The highlights of this spectacular show include: ripping versions of "Boney Maroney", Howlin' Wolf's "Killing Floor" from Winter's recently released CD "Step Back", Ray Charles' classic Blues tune "Blackjack", The Stones' "It's All Over Now" and a killer "Jumpin' Jack Flash". I really dig hearing "Rock and Roll Hootchie Koo" , "Dust My Broom", "Highway 61" and "Good Morning Little Schoolgirl".
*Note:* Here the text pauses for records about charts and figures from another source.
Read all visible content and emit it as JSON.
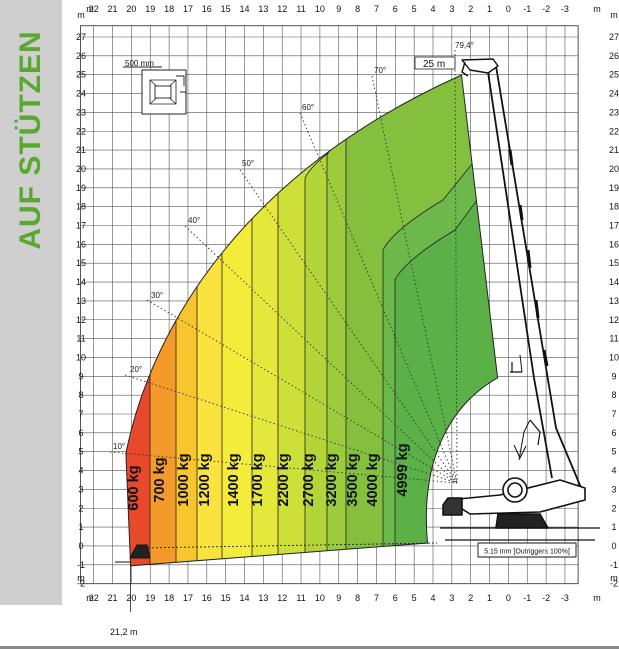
{
  "side_title": "AUF STÜTZEN",
  "axis_unit": "m",
  "x_ticks": [
    "22",
    "21",
    "20",
    "19",
    "18",
    "17",
    "16",
    "15",
    "14",
    "13",
    "12",
    "11",
    "10",
    "9",
    "8",
    "7",
    "6",
    "5",
    "4",
    "3",
    "2",
    "1",
    "0",
    "-1",
    "-2",
    "-3"
  ],
  "y_ticks": [
    "27",
    "26",
    "25",
    "24",
    "23",
    "22",
    "21",
    "20",
    "19",
    "18",
    "17",
    "16",
    "15",
    "14",
    "13",
    "12",
    "11",
    "10",
    "9",
    "8",
    "7",
    "6",
    "5",
    "4",
    "3",
    "2",
    "1",
    "0",
    "-1",
    "-2"
  ],
  "load_labels": [
    "600 kg",
    "700 kg",
    "1000 kg",
    "1200 kg",
    "1400 kg",
    "1700 kg",
    "2200 kg",
    "2700 kg",
    "3200 kg",
    "3500 kg",
    "4000 kg",
    "4999 kg"
  ],
  "load_colors": [
    "#e8492b",
    "#f39a2b",
    "#f8c52e",
    "#fbe33f",
    "#f4ec3a",
    "#e3e83a",
    "#cde03a",
    "#b3d53a",
    "#9ccb3c",
    "#84c03e",
    "#6db84a",
    "#5cb048"
  ],
  "angle_labels": [
    "10°",
    "20°",
    "30°",
    "40°",
    "50°",
    "60°",
    "70°",
    "79,4°"
  ],
  "boom_length_label": "25 m",
  "max_reach_label": "21,2 m",
  "scale_label": "500 mm",
  "outrigger_label": "5.15 mm [Outriggers 100%]"
}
Ronnie Baker Brooks does one of his father's songs: "Don't Take Advantage of Me" where he plays the guitar with his teeth and ends the cover with a segue into Cream's "Sunshine Of Your Love". Just wild. Ronnie is a Blues icon and his taking the band into a Rock and Roll finish is well-fit and perfect to symbolically illustrate Johnny's major role in both the Blues and the Rock and Roll genres. In fact, the last song of the night is "Johnny B. Good"; and hearing a Blues guitar great, with his own South Side of Chicago style, playing Chuck Berry's two note leads so well; was both unexpected and exquisite. While introducing the song, Ronnie tells how an 11 year old Johnny came to hear his father play and how Lonnie gave JW a guitar pick. 25 years later, Johnny returned this pick to his Dad and thanked him for being so helpful and such an important influence on his guitar playing. Hearing such a cool story live is like being part of the just seen documentary for all of us. Just great!

By the end of the 3rd tune, the audience rises for a standing ovation and continues this practice, for the rest of the night; after each melody ends.

Seeing Paul Nelson and Ronnie Baker Brooks move together toward center stage from opposite sides and duel with James Montgomery blowing his harp; is simply stellar. Or when James and Ronnie go at it on harp and guitar; playing the same riffs back at each other. Amazing. Paul and Johnny A play so well together and keep acknowledging each other's licks; and it's a real pleasure watching this from the audience. Especially at the end of "Jack Flash" when they play off of each other; appreciating the moment with ear-to-ear grins. Then Johnny A plays slide on a rocking Robert Johnson cut. Really impressive. Another thing I notice is that Jay Stollman's powerful and heartfelt voice gets the lyrics across believably whenever he opens his mouth. And this killer rhythm section, Tommy Curiale on drums and Scott Spray on bass, just drives the music and gets better and better as the almost 2 hour set goes on and on.

A great gig of growling guitars, soaring vocals, a rock solid rhythm section and music and stories about Johnny Winter; at a real cool club. It doesn't get much better than this on a Bluesy Friday night.